# Simple-V (Parallelism Extension Proposal) Appendix
* Copyright (C) 2017, 2018, 2019 Luke Kenneth Casson Leighton
* Status: DRAFTv0.6
* Last edited: 25 jun 2019
* main spec [[specification]]
[[!toc ]]
# Element bitwidth polymorphism
Element bitwidth is best covered as its own special section, as it
is quite involved and applies uniformly across-the-board. SV restricts
bitwidth polymorphism to default, 8-bit, 16-bit and 32-bit.
The effect of setting an element bitwidth is to re-cast each entry
in the register table, and for all memory operations involving
load/stores of certain specific sizes, to a completely different width.

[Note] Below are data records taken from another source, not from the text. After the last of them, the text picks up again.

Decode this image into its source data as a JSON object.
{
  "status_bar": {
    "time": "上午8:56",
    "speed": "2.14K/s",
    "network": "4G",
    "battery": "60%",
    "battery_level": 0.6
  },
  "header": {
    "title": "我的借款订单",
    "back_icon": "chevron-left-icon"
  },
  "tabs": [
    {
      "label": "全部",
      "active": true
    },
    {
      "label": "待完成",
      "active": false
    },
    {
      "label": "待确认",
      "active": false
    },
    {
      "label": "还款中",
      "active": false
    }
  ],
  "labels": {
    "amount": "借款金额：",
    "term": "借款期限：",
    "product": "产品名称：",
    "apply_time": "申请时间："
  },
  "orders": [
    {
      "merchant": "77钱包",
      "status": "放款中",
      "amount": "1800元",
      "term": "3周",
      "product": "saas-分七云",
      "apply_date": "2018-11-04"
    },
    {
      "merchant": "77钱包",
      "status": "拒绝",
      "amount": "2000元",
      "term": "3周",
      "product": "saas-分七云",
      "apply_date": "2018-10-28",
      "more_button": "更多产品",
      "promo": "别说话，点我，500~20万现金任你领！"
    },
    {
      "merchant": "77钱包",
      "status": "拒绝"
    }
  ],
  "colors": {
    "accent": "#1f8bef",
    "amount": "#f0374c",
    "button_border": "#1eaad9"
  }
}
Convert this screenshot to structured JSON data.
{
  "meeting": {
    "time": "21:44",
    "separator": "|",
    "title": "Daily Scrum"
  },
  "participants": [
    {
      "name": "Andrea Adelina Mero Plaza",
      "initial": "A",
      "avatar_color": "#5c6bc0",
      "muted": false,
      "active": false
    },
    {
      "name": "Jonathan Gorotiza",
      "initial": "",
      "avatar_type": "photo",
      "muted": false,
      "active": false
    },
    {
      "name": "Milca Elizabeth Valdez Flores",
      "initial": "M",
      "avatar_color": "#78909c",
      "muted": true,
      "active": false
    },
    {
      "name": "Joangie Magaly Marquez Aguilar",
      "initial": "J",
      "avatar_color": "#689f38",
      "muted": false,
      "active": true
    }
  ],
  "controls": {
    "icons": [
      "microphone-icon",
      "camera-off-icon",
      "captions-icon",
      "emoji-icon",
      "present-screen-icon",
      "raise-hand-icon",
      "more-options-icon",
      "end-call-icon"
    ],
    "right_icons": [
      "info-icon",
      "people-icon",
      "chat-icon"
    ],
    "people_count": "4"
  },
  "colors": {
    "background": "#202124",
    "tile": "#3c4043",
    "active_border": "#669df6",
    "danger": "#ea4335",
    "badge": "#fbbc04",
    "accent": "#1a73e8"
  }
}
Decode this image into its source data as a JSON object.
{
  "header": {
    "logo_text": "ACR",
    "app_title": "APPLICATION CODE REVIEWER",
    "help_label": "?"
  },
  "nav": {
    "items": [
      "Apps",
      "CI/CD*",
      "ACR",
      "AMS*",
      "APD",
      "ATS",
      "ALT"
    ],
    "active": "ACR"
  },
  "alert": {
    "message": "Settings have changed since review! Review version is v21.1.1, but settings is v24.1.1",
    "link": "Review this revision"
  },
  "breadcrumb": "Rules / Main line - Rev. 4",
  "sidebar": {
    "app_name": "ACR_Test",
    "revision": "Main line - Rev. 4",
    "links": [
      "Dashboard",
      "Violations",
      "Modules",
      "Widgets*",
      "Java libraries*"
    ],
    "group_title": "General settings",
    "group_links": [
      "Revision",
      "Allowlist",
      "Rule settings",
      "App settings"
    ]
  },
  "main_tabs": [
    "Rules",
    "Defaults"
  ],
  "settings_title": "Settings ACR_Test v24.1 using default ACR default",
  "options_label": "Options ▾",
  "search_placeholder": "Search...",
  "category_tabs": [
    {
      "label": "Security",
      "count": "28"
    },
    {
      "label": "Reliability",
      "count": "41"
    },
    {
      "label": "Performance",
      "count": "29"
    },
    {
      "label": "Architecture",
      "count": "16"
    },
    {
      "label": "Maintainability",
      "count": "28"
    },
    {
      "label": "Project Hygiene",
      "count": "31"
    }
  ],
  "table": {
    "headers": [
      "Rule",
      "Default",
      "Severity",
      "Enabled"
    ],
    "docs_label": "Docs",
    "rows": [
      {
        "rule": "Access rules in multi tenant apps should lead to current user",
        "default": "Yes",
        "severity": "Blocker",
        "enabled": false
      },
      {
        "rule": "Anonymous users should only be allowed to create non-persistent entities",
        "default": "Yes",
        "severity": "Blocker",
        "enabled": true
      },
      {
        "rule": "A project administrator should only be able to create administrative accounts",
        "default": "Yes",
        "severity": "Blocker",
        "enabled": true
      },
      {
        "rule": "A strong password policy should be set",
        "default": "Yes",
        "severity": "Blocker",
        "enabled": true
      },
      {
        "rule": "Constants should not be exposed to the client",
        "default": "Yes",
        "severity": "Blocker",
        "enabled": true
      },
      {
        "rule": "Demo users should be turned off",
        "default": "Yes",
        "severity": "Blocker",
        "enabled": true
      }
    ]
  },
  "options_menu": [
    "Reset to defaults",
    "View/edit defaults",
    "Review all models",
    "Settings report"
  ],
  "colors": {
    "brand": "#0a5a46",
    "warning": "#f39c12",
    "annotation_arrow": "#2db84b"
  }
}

Thus In c-style terms, on an RV64 architecture, effectively each register
now looks like this:
typedef union {
uint8_t b[8];
uint16_t s[4];
uint32_t i[2];
uint64_t l[1];
} reg_t;
// integer table: assume maximum SV 7-bit regfile size
reg_t int_regfile[128];
where the CSR Register table entry (not the instruction alone) determines
which of those union entries is to be used on each operation, and the
VL element offset in the hardware-loop specifies the index into each array.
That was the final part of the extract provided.